The invention discloses an optical switch structure, which relates to the field of communication technology, and includes an incident optical fiber array, a multilayer waveguide array, a lens, a glass circular tube, a cover plate, a V-shaped groove and a MEMS rotating mirror, wherein the V-shaped groove is located in a multilayer On the top of one layer of the waveguide array, the incident optical fiber is arranged in a V-shaped groove, the cover plate is arranged above the incident optical fiber, and the glass round tube is arranged on the right side of the multilayer waveguide array. The invention provides an optical switch structure, which integrates an incident optical fiber array and a multi-layer waveguide array, and fans out densely spaced channels into sparse intervals through the optical waveguide, which is convenient for coupling and connection with the output optical fiber array, and can realize a large number of optical channels. The amplitude is increased, in order to overcome the problem of low quantity caused by the limitation of the diameter of the optical fiber and the angle of the rotating mirror, and the aberration of the lens in the prior art.

Description

Optical switch structure

Technical Field

The present invention relates to the field of communications technologies, and in particular, to an optical switch structure.

Background

In recent years, the Internet service mainly based on IP shows explosive growth, and the growth trend not only changes the relation between an IP network layer and a bottom layer transmission network, but also puts new requirements on the networking mode, node design, management and control of the whole network. An intelligent network system structure-automatic exchange optical network is the hotspot of present system research, its core node is composed of optical cross-connection equipment, and it can implement dynamic wavelength route selection and flexible and effective management of optical network by using OXC, the OXC technique is one of key techniques in increasingly complex DWDM network, and the optical switch is used as the functional device for switching optical path, and is the key part in the OXC, and the optical switch matrix is the core part of the OXC, and it can implement the functions of dynamic optical path management, optical network fault protection and wavelength dynamic allocation, etc., and has important significance for solving the wavelength contention in present complex network, raising wavelength reuse rate and making network flexible configuration. As the optical transport network develops the network viability in the direction of ultra-high speed and ultra-high capacity, the problems of network protection switching and recovery become network key problems, and the protection switching of the optical switch at the optical layer plays a more important role in protecting and recovering services.
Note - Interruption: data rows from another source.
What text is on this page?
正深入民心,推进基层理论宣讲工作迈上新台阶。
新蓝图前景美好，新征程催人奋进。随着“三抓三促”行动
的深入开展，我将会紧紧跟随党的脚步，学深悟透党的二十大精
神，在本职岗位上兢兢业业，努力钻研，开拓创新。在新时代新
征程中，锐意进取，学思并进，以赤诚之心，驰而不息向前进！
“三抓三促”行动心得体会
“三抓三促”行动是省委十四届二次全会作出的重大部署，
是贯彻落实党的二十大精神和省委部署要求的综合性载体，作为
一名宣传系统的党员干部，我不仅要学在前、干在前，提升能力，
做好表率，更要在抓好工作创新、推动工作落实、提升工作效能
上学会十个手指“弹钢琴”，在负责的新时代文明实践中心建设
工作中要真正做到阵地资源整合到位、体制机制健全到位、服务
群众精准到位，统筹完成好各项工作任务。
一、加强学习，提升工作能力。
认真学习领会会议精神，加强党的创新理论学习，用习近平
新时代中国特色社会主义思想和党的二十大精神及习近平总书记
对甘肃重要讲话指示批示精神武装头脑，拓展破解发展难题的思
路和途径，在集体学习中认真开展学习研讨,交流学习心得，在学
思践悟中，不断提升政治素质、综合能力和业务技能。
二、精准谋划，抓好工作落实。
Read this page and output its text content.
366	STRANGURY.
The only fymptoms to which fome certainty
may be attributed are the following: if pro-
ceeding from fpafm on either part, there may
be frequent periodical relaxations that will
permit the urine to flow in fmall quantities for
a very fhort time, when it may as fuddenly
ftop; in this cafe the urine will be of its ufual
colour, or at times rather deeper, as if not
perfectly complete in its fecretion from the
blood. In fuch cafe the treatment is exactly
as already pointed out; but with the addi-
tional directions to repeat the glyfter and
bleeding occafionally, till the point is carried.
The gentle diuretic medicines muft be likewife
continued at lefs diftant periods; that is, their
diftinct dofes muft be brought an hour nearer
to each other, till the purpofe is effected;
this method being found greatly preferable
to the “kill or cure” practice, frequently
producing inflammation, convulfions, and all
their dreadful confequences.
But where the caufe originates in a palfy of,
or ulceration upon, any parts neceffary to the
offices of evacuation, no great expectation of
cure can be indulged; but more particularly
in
To reduce the requirement for mirror rotation and to account for lens or lens array aberrations, fiber arrays are typically two-dimensional to increase density and etched fibers are used to further increase density. The glass tube encapsulating the etched optical fiber has a square shape and a circular shape. The optical switch with the design has the remarkable characteristics of small size, excellent performance and the like, but has the following problems:

1. the two-dimensional optical fiber array adopts an interpenetration packaging mode, the optical fibers are easy to break, and the adopted corroded optical fibers with smaller cladding diameters are easier to break.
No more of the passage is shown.